Investigativ oder “Blockwartiv”? Ein kostbares Geschenk, ein Schatz an Datenmaterial

Aber jetzt geht es ans Eingemachte:

Was geht da vor? Auch und gerade zum Beantworten dieser Frage ist die „Gemeinsame Erklärung” ein kostbares Geschenk. Sie holt die Trolle und Grollenden aus ihren verstreuten Nischen ans Licht und liefert der Politik wie der empirischen Sozialwissenschaft einen Schatz an Datenmaterial, der sich anders kaum je hätte heben lassen.

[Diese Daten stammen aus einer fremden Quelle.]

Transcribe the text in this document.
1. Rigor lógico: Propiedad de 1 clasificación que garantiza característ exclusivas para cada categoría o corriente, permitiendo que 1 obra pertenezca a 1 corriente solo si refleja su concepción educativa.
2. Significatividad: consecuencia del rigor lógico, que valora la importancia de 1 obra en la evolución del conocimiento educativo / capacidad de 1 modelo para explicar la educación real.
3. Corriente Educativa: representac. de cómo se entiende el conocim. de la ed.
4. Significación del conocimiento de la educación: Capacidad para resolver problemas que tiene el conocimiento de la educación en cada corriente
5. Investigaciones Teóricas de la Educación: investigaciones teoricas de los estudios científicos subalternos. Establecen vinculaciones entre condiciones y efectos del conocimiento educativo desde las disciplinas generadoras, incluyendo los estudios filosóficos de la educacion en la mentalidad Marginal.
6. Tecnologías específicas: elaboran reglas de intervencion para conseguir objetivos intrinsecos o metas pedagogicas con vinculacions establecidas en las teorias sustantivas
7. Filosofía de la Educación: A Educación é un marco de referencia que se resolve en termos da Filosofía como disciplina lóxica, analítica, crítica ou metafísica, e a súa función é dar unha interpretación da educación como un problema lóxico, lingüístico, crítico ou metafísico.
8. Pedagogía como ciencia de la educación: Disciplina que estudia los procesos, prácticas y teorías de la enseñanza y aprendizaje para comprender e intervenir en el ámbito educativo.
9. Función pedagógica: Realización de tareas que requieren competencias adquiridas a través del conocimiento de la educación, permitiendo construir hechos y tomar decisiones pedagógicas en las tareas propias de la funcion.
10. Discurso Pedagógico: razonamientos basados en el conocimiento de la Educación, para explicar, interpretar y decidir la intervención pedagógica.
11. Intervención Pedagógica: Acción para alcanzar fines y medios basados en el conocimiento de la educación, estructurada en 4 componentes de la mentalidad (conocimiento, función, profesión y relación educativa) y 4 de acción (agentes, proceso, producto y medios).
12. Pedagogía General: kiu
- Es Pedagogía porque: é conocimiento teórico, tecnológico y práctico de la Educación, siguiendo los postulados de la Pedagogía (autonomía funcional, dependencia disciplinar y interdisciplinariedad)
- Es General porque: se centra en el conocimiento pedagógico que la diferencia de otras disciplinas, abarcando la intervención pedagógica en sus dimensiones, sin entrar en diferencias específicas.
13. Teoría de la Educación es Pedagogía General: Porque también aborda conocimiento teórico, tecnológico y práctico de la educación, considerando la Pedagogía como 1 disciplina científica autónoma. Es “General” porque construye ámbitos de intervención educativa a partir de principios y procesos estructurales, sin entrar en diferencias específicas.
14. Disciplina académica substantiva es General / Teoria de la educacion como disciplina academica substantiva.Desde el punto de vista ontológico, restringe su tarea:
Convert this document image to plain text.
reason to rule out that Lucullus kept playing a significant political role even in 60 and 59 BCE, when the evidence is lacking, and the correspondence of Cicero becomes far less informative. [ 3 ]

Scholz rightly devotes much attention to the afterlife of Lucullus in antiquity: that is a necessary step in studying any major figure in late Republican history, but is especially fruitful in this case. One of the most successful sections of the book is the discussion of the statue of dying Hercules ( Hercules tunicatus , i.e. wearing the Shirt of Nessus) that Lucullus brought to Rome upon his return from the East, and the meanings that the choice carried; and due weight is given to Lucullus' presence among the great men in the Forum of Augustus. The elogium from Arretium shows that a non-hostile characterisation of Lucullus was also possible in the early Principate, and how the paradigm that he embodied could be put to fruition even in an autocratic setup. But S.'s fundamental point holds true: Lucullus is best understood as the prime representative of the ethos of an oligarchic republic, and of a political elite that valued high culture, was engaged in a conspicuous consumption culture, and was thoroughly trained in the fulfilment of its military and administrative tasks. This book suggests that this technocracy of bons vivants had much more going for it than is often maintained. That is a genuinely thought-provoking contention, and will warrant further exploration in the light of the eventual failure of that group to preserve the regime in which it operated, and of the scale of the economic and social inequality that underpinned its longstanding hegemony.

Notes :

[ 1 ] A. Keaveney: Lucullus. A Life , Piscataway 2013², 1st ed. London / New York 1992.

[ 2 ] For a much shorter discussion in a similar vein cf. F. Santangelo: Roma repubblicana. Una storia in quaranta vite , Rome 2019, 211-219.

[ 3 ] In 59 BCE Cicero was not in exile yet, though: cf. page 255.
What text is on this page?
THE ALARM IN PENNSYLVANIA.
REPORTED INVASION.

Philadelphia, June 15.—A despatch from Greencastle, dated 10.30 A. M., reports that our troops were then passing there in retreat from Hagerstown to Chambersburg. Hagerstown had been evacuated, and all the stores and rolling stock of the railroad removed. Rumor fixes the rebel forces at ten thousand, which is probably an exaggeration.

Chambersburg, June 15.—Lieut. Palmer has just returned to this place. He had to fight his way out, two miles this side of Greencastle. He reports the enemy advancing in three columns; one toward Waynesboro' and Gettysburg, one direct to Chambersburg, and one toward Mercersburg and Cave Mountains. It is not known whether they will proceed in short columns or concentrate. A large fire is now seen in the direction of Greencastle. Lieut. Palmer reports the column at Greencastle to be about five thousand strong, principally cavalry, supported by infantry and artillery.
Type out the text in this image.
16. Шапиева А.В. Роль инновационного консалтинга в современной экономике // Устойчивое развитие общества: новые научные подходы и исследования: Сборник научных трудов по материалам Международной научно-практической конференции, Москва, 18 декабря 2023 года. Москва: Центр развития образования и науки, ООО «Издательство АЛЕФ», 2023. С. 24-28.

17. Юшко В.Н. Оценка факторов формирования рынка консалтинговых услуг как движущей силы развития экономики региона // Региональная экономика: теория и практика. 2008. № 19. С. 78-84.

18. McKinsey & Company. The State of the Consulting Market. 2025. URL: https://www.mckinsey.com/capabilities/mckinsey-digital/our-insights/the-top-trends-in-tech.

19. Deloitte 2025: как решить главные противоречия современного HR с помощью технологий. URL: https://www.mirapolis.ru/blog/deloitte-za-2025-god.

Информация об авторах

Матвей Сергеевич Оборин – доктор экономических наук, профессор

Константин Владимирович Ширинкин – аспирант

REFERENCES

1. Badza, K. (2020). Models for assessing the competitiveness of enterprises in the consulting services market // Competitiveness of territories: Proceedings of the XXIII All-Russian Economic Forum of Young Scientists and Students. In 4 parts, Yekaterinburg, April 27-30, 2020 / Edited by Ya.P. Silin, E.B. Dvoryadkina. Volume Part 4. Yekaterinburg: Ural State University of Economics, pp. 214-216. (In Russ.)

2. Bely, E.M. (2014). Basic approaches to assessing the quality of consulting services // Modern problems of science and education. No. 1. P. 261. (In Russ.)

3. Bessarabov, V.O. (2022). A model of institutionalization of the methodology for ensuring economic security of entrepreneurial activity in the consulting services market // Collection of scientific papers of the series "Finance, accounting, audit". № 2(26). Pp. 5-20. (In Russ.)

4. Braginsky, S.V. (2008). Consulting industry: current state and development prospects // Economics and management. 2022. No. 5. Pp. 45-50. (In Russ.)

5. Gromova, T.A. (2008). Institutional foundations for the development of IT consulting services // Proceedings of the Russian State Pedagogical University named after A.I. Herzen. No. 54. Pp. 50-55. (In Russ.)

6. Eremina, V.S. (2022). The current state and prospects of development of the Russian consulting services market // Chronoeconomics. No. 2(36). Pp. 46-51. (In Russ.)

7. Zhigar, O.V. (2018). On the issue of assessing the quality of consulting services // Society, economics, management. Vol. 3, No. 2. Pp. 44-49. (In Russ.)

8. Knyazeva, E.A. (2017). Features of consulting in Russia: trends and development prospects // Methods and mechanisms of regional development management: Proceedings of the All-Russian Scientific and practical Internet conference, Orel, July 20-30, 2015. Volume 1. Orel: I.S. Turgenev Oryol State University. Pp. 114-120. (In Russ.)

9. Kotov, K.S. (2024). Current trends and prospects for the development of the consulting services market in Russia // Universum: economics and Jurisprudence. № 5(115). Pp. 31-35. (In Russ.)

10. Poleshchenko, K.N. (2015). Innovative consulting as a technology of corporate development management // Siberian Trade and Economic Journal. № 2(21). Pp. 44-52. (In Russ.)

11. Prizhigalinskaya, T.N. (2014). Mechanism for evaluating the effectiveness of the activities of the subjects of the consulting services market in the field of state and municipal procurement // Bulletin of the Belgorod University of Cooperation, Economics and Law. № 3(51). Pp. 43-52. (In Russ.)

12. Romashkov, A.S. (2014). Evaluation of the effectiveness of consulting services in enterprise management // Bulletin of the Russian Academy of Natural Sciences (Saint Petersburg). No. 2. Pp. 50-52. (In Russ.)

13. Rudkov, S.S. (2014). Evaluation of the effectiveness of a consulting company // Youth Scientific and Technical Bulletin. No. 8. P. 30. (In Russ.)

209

Mit der anschwellenden Liste wird, wie einst Negative in der Entwicklerflüssigkeit, ein ganzes, neues Milieu sichtbar, samt Berufen, Lebensläufen, Publikationen, Websites, Aspirationen und Frustrationen.

Auf kostbare Geschenke hatte uns bisher vor allem Katrin Göring-Eckardt aufmerksam gemacht, aber hier ist es ein wenig anders gemeint.

Ja, da kann Fetscher richtig loslegen: finstere nordische Zauberwesen aus ihren Nischen aufscheuchen, Licht ins Dunkel bringen, Schätze aus Datenmaterial herbeischaffen, lang und anschwellend noch dazu, ein ganzes Milieu mit so viel persönlichen Daten, dass selbst Mark Zuckerberg neidisch wird.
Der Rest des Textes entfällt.